The Wall Street Journal on Brazilian Midcentury Modern Furniture: A Sexier Take on Eames
Originally published in The Wall Street Journal by Julie Lasky
Seen enough of Eames and Saarinen and Aalto? The furniture out of Brazil in the 1950s, ‘60s and ‘70s has similar sensibilities but with a sensuous twist
NAMELESS BEAUTY | Designer Damon Liss loves the unattributed Brazilian midcentury chair (facing forward) in this New York apartment as much as the Lina Bo Bardi armchair (foreground), not least because the ‘nameless’ piece cost a fraction of the identified piece. PHOTO: TREVOR TONDRO
QUESTION: What looks like midcentury modern furniture (organic, informal) and feels like midcentury modern furniture (body-conscious, comfortably unadorned), but isn’t designed by a person named Nelson, Aalto or Knoll?

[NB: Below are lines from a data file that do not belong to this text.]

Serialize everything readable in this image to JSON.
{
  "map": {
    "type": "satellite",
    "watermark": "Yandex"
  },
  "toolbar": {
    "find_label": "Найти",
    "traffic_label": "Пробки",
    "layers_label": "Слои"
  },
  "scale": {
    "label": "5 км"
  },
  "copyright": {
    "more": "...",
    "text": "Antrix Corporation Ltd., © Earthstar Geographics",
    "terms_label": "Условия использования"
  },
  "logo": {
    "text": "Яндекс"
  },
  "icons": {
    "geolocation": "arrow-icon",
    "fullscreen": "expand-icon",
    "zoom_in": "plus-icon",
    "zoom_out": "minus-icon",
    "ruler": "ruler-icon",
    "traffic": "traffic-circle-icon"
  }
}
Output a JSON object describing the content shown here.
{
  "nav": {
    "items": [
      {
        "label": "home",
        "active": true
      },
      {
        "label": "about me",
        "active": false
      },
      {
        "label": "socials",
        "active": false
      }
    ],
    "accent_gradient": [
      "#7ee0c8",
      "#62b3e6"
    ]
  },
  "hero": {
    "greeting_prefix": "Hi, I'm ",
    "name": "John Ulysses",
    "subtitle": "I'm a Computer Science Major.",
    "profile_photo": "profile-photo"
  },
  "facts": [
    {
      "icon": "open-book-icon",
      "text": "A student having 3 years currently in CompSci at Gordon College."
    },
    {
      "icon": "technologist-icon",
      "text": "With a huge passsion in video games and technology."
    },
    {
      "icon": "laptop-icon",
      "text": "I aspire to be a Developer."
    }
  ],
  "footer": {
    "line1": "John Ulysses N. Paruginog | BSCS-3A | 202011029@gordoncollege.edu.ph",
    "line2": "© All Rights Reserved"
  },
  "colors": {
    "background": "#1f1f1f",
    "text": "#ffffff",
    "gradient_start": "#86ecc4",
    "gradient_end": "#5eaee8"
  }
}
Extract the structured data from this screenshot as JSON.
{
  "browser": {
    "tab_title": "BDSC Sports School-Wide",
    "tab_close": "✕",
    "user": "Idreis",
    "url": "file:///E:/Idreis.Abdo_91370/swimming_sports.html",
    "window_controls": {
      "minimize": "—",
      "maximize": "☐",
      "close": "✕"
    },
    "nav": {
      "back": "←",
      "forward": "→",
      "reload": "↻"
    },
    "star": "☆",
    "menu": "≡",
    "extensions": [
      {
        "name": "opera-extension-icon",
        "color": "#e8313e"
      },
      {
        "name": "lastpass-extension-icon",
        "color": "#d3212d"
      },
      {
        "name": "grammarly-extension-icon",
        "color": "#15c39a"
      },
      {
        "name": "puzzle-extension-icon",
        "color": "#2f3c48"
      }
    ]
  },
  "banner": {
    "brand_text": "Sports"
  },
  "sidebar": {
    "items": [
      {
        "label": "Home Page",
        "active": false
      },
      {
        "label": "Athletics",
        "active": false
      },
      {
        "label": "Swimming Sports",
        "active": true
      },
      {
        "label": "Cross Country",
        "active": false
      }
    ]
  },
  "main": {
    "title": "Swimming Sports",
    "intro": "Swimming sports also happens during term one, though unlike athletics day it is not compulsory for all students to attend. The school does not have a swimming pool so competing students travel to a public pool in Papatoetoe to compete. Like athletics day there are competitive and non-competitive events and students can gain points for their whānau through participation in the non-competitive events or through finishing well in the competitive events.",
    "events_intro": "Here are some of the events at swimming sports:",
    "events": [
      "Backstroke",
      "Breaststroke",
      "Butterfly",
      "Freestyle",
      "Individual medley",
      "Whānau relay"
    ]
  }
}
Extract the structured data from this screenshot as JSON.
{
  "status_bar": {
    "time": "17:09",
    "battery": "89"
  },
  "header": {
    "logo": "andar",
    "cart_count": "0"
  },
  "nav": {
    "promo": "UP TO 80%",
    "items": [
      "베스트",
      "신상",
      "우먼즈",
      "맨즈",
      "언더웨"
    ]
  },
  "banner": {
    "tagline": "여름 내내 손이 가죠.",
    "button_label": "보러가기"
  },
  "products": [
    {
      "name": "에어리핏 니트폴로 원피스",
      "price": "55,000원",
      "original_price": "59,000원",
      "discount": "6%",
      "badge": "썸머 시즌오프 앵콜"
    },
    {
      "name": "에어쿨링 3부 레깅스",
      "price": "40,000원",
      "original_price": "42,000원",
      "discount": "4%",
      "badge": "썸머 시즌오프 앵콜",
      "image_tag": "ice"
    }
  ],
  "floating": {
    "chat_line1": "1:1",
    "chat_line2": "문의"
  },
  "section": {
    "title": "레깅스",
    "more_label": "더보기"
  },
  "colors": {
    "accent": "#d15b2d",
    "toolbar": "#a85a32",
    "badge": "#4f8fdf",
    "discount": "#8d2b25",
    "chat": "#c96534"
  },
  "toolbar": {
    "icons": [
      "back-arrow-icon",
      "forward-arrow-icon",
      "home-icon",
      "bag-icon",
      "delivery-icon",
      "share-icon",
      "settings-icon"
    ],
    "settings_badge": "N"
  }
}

The answer is 20th-century Brazilian design, which appeals to people who love everything about midcentury modern except its yawning familiarity. Uniting the aesthetics of European émigrés with indigenous Brazilian materials and crafts, the work is notable for its low profiles, strong lines and richly colored and grained tropical woods. The native species have names like incantations: jacaranda (Brazilian rosewood), imbuia (similar to walnut), roxinho (also known as purpleheart) and cabreuva (resembles mahogany). Combined with leather and woven fibers, these woods allude to the country’s rain forests, gauchos and fishermen’s nets.
That some of the woods are endangered and no longer used gives distinction to vintage Brazilian design, as does the relative renown of some of its makers. Joaquim Tenreiro, Sergio Rodrigues, Lina Bo Bardi and José Zanine Caldas lead the pack, yet none is a household name on the order of Charles or Ray Eames.